"Ich liebe den Schnee," sagt der Mann, der den chinesischen Friedensnobelpreisträger Liu Xiaobo wie kaum ein anderer kennt. Es stört ihn nicht, dass die Flocken sein langes Haar und den wallenden schwarzen Mantel weiß färben. "Es ist wie früher in Peking."

Seit zehn Jahren lebt Bei Ling im westlichen Exil, die meiste Zeit in Taiwan, wo es niemals schneit. Mit Liu Xiaobo, der Leitfigur der chinesischen Demokratiebewegung, hat er über zwanzig Jahre lang eng zusammengearbeitet. Jetzt hat er eine Biografie über seinen Freund geschrieben – über den Mann, der der chinesischen Führung den größten Imageschaden seit dem Massaker auf dem Platz des Himmlischen Friedens beschert hat.

Es ist die erste Biografie über Liu Xiaobo, der nicht nur wegen des Nobelpreises in eine Reihe mit Andrej Sacharow, Nelson Mandela oder Lech Wałęsa gestellt werden kann. Liu Xiaobo ist derzeit der berühmteste Dissident der Welt, und er hat mit seinem gewaltfreien Widerstand die selbstbewussten Machthaber in Peking das Fürchten gelehrt.

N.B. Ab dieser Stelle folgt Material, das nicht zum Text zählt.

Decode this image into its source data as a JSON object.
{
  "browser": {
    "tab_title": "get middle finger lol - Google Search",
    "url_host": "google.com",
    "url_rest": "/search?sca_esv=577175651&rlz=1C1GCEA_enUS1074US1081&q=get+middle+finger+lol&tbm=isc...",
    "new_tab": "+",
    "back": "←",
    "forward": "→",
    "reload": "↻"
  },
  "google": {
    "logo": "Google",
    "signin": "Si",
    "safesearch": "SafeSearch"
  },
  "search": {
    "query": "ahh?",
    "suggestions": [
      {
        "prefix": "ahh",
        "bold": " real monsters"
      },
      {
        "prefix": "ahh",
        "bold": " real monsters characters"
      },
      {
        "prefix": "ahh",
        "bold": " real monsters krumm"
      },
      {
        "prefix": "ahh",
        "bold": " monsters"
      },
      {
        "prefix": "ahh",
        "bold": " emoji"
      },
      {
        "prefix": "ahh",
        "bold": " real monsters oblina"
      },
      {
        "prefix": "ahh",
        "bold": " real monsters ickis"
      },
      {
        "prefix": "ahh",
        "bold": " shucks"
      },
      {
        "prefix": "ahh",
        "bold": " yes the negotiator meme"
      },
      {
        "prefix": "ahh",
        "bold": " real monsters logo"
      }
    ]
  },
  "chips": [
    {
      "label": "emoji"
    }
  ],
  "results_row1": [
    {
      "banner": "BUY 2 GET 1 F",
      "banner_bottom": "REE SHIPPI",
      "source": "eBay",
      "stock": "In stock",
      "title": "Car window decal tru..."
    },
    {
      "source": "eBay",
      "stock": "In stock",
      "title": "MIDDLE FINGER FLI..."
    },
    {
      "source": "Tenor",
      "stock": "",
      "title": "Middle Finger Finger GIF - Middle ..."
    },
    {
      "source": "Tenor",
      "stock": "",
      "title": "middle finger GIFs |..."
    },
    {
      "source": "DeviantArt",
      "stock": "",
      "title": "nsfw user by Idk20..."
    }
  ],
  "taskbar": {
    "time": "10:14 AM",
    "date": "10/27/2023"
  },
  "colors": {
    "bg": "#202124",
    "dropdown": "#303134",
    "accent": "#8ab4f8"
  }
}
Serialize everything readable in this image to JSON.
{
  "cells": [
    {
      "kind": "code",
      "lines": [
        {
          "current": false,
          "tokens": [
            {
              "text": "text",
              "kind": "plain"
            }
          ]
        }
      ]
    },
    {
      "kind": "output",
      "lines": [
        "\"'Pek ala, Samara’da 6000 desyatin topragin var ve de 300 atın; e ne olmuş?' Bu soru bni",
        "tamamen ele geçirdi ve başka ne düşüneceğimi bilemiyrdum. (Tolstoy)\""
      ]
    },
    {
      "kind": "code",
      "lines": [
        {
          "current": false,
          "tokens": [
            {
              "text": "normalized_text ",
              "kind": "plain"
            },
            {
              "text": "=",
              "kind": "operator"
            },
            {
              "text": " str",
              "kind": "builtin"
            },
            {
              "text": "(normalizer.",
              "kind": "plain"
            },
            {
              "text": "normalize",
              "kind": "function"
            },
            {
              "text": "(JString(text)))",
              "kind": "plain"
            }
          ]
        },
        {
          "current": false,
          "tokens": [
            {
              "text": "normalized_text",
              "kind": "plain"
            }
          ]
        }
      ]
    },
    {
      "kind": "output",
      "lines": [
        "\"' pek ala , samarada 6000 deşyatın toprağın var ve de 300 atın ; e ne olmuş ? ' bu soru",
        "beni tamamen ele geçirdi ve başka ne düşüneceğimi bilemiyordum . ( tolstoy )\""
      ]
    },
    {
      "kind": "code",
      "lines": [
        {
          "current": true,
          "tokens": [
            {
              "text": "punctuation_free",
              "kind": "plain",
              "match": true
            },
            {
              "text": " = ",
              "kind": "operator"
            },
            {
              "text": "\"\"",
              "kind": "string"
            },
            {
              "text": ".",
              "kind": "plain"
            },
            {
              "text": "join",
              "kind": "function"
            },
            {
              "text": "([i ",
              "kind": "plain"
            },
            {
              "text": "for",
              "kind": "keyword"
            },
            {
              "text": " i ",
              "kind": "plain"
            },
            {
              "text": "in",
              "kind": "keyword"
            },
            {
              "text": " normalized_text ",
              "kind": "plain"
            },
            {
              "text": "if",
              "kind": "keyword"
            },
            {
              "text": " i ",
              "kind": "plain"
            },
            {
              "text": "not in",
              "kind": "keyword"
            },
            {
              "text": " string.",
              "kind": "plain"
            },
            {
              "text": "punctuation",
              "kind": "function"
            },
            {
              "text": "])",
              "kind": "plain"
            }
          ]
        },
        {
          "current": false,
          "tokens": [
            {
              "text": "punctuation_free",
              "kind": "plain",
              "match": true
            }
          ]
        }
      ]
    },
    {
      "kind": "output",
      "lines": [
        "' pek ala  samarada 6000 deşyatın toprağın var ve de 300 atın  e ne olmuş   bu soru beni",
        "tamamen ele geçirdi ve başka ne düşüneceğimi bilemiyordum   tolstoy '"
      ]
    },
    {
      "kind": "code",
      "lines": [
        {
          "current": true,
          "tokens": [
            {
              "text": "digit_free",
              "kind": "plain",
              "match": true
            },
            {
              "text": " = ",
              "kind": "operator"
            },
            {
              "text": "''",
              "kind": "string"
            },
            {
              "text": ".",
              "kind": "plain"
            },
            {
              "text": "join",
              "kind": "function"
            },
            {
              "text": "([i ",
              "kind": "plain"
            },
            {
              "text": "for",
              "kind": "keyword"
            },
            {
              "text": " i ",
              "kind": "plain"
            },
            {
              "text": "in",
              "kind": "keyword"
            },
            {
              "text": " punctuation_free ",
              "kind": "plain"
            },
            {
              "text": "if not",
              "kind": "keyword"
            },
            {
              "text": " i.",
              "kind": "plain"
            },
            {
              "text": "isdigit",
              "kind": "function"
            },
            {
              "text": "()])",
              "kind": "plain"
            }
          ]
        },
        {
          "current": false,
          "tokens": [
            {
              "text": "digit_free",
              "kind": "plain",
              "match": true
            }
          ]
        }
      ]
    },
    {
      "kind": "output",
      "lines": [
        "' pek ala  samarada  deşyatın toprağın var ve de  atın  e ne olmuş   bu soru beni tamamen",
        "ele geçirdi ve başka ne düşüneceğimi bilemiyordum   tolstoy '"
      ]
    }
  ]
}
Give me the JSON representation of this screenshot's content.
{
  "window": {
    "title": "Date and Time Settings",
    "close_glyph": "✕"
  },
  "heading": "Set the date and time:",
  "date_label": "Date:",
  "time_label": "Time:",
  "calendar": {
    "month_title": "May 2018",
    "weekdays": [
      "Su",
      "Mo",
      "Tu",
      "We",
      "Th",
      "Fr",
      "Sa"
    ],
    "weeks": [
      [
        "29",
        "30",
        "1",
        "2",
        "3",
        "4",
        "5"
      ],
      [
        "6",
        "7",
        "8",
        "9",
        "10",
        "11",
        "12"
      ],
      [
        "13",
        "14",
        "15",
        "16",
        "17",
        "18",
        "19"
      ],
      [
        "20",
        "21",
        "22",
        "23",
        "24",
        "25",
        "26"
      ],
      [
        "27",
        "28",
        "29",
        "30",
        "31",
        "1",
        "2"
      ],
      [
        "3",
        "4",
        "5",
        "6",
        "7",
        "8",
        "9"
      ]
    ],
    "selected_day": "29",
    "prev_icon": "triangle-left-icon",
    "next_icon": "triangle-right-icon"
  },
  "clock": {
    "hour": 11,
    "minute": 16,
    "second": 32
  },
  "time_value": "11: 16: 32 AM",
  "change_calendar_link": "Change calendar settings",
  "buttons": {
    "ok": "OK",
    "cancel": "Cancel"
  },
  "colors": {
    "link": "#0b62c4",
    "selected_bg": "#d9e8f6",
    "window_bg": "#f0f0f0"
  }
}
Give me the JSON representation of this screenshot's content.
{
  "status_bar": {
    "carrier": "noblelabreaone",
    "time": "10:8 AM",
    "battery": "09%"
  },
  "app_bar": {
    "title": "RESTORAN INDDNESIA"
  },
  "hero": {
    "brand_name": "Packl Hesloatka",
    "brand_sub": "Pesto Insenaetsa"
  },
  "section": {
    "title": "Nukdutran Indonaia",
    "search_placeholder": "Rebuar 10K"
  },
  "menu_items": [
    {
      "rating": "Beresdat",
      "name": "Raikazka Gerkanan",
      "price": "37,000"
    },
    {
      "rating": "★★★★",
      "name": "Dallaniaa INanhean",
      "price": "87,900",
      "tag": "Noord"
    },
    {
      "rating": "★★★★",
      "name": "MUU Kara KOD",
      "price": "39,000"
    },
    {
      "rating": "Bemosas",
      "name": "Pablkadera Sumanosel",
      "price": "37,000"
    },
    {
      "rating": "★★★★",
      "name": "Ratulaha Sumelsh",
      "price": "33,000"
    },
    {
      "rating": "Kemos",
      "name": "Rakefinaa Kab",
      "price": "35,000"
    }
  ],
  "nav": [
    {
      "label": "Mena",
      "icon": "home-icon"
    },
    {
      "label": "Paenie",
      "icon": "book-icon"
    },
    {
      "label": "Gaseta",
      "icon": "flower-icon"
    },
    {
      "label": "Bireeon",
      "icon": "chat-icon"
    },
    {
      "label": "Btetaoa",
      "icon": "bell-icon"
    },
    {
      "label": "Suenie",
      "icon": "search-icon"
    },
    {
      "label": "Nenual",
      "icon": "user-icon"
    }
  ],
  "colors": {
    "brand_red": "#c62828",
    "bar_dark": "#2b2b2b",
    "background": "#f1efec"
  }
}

Der Dissident und sein Biograf haben sich 1987 in Peking kennengelernt. Der eine, Liu Xiaobo, schrieb damals seine Doktorarbeit in Literaturwissenschaft, der andere, Bei Ling, war ein junger Untergrundpoet. "Er ist ein manischer Held, der den ganzen Tag mit der Zigarette im Mund im Zimmer auf und ab geht", charakterisiert Bei Ling das damalige Auftreten seines Freundes. Es sei anstrengend mit ihm gewesen, weil er ihn kaum habe zu Wort kommen lassen. In kleinem Kreis habe er gestottert, doch auf der Bühne und bei großen Anlässen sei das Stottern plötzlich verflogen.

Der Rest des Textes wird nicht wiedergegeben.